Las inversiones gubernamentales han promovido también la idea de que una teoría científica puede ser considerada veraz si dispone de suficiente apoyo (...) Una teoría aceptada por el 99% de los científicos puede estar equivocada. Pero los comités del Instituto Nacional de la Salud que deciden qué proyectos serán aprobados por el presupuesto se hallan inevitablemente formados por científicos que están muy de acuerdo con semejante teoría (...)

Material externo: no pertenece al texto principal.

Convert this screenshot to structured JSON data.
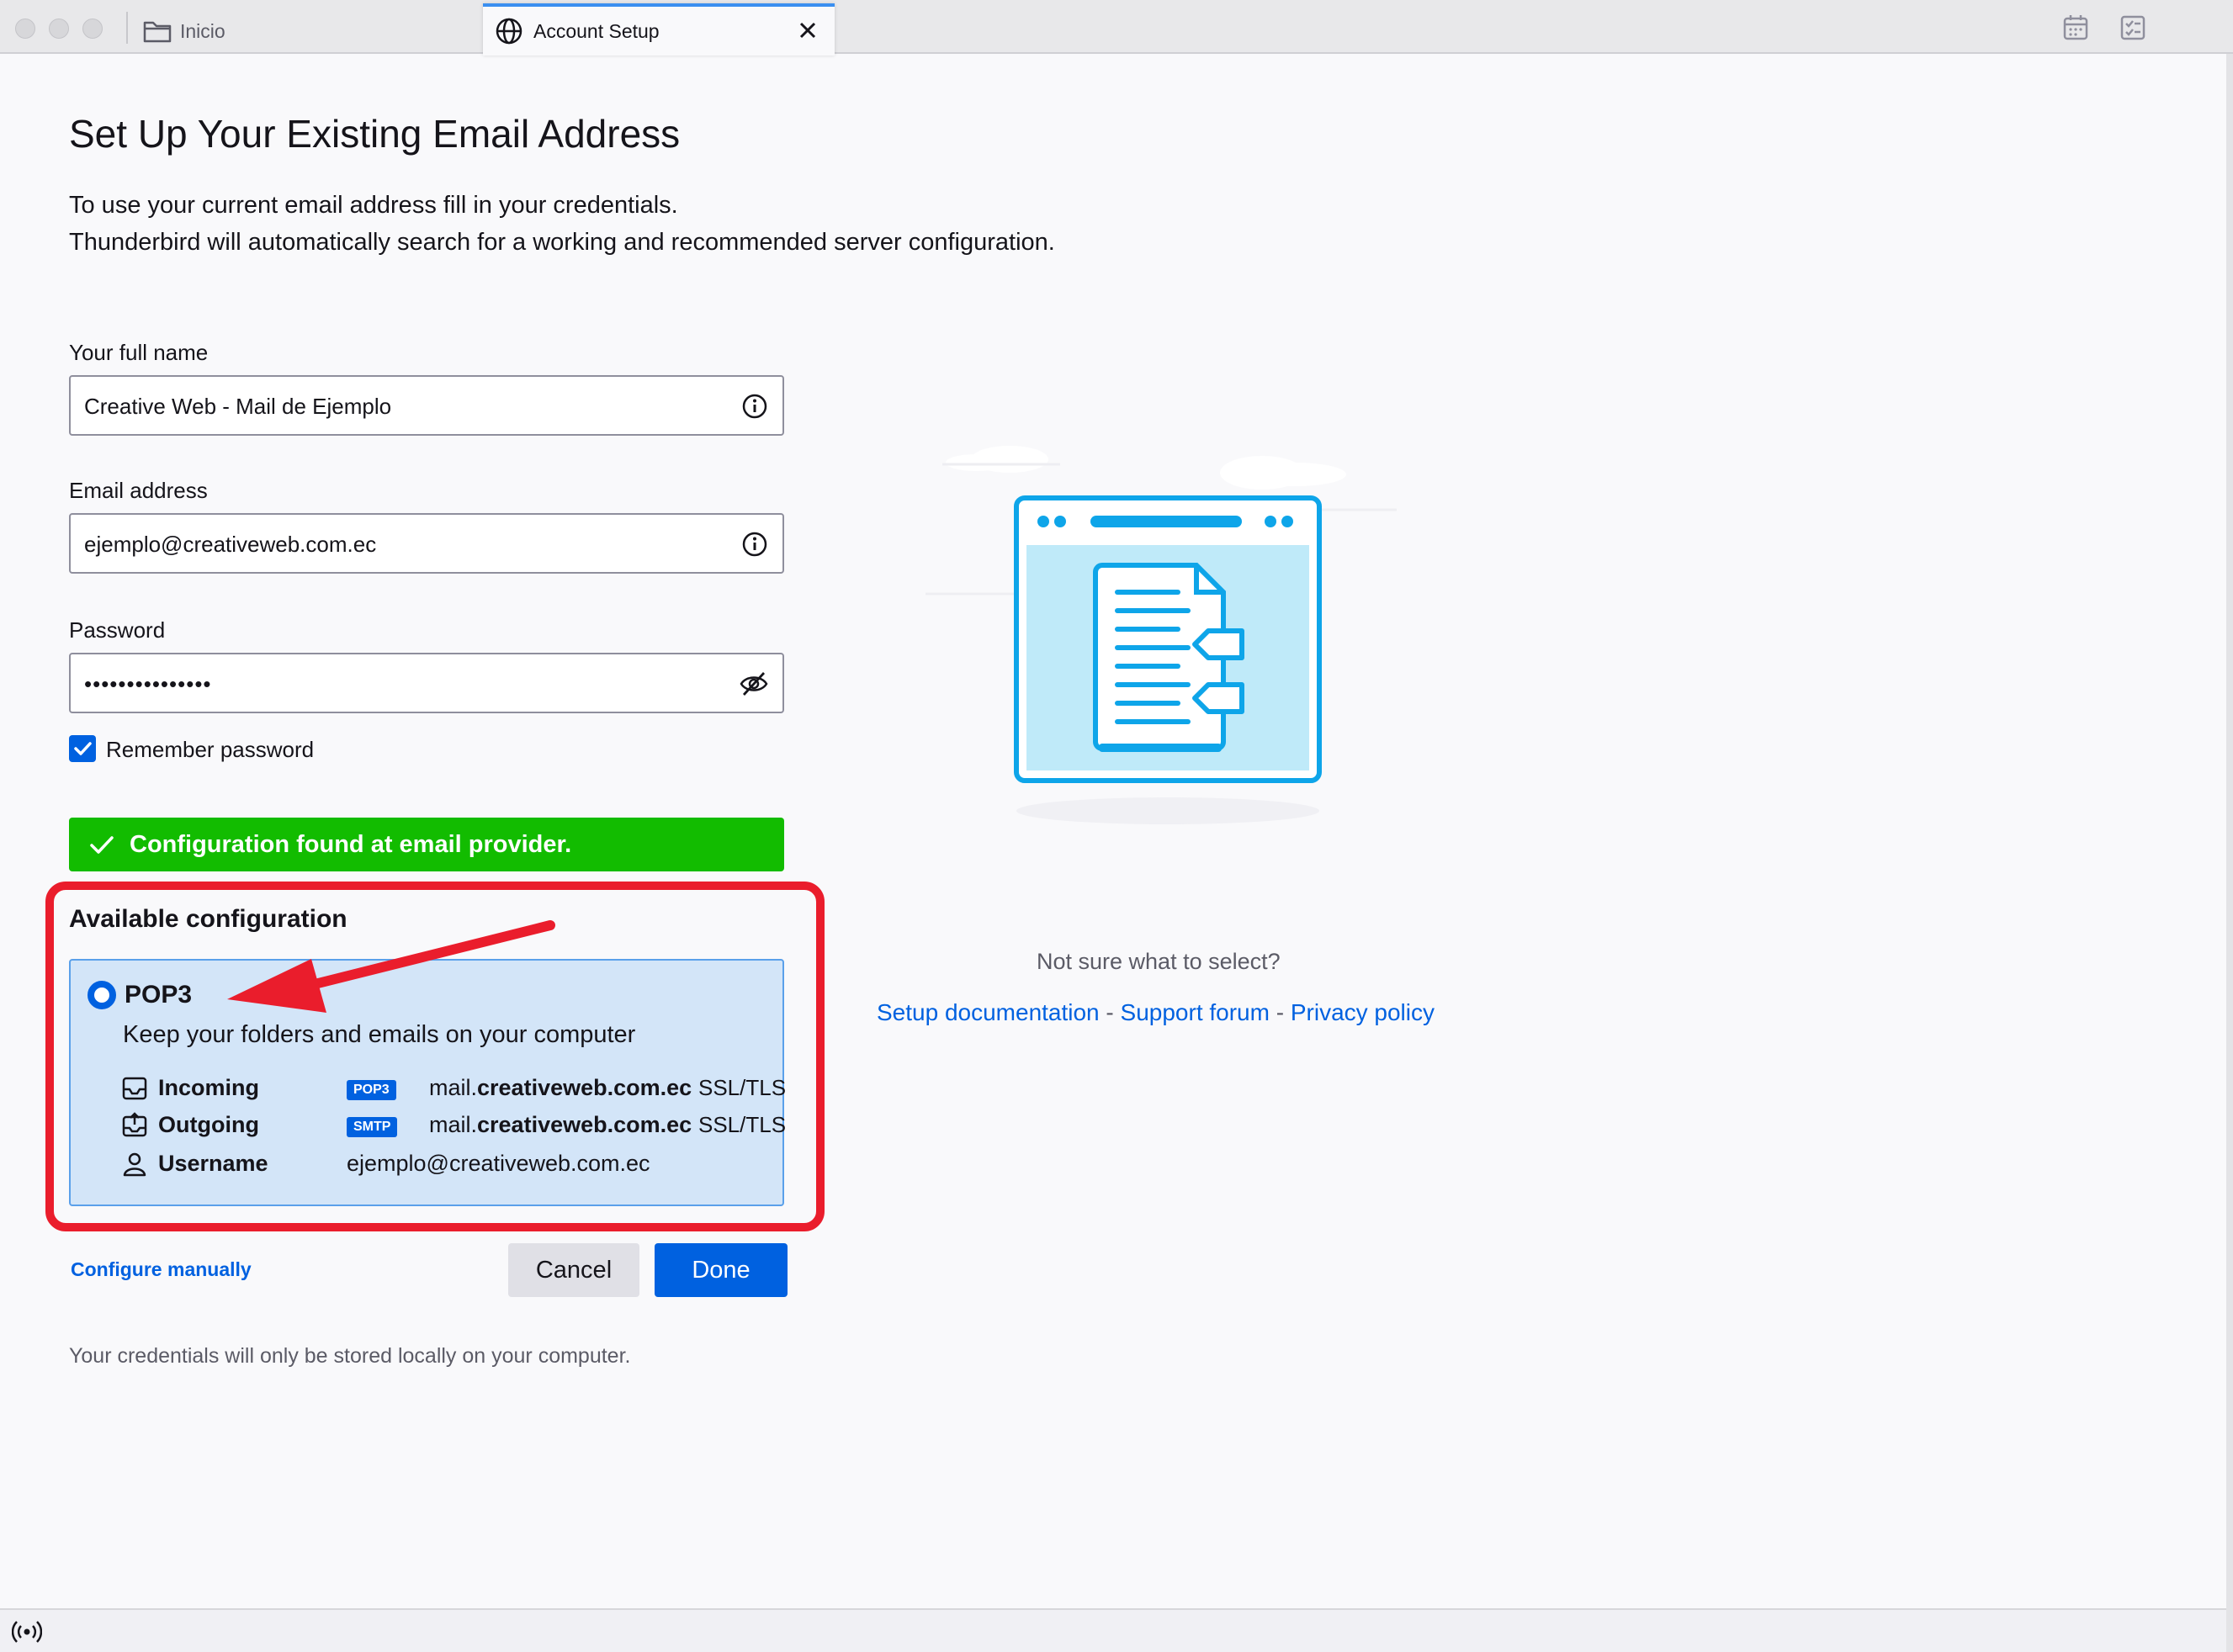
{
  "tabs": {
    "inicio": {
      "label": "Inicio"
    },
    "account": {
      "label": "Account Setup"
    }
  },
  "page": {
    "title": "Set Up Your Existing Email Address",
    "intro_line1": "To use your current email address fill in your credentials.",
    "intro_line2": "Thunderbird will automatically search for a working and recommended server configuration."
  },
  "form": {
    "full_name_label": "Your full name",
    "full_name_value": "Creative Web - Mail de Ejemplo",
    "email_label": "Email address",
    "email_value": "ejemplo@creativeweb.com.ec",
    "password_label": "Password",
    "password_value": "•••••••••••••••",
    "remember_label": "Remember password",
    "remember_checked": true
  },
  "status": {
    "found_message": "Configuration found at email provider."
  },
  "config": {
    "section_title": "Available configuration",
    "option_name": "POP3",
    "option_desc": "Keep your folders and emails on your computer",
    "incoming": {
      "label": "Incoming",
      "badge": "POP3",
      "host_prefix": "mail.",
      "host_domain": "creativeweb.com.ec",
      "security": "SSL/TLS"
    },
    "outgoing": {
      "label": "Outgoing",
      "badge": "SMTP",
      "host_prefix": "mail.",
      "host_domain": "creativeweb.com.ec",
      "security": "SSL/TLS"
    },
    "username": {
      "label": "Username",
      "value": "ejemplo@creativeweb.com.ec"
    }
  },
  "actions": {
    "configure_manually": "Configure manually",
    "cancel": "Cancel",
    "done": "Done"
  },
  "footer": {
    "note": "Your credentials will only be stored locally on your computer."
  },
  "help": {
    "question": "Not sure what to select?",
    "setup_docs": "Setup documentation",
    "sep1": " - ",
    "support_forum": "Support forum",
    "sep2": " - ",
    "privacy_policy": "Privacy policy"
  },
  "colors": {
    "accent": "#0061e0",
    "success": "#12bc00",
    "highlight": "#ea1d2c",
    "illustration": "#0ea5e9"
  }
}
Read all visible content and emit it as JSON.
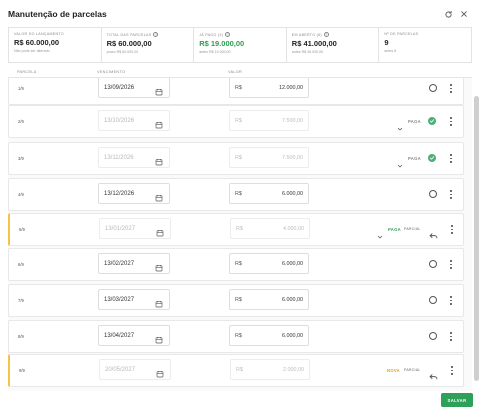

La teoría de la evolución también se ve apoyada por un consenso total. Pero ¿es verdadera? La dificultad para saber lo que son los hechos (o lo que fueron) es, una vez más, una tarea gigantesca. Los hechos tuvieron lugar hace cientos de millones de años, cero más o cero menos, y la decadencia física ha convertido aquellos hechos en algo poco menos que imposible de conocer. Los fósiles están muy dispersos y son difíciles de interpretar.
Así pues, tenemos pocos hechos; pero ahora lo desconocido reside más en el pasado que en el futuro. Los fósiles nos dicen que la mayoría de los organismos que en una época poblaron la Tierra ya no lo hacen. De esto pueden extraerse un gran número de conclusiones, o quizás sólo una.
Nos inclinamos fuertemente a sustituir la fe por la duda. Recientemente, Ben Adler, de la revista New Republic preguntó a una serie de eminentes científicos si "creían en la evolución". Se arrancaron afirmaciones rotundas ("Creo en ella", "Por supuesto", "Sí"). Fue una cosa un tanto extraña. Ninguna de estas personas parecía haberse dado cuenta de que la fe es algo más apropiado para los temas religiosos que para asuntos científicos.
Este artículo es un fragmento editado de la introducción de la Guía políticamente incorrecta de la ciencia, editada por Ciudadela y que estará a la venta a partir del 29 de mayo.


[1] Los periodistas que destaparon el Watergate.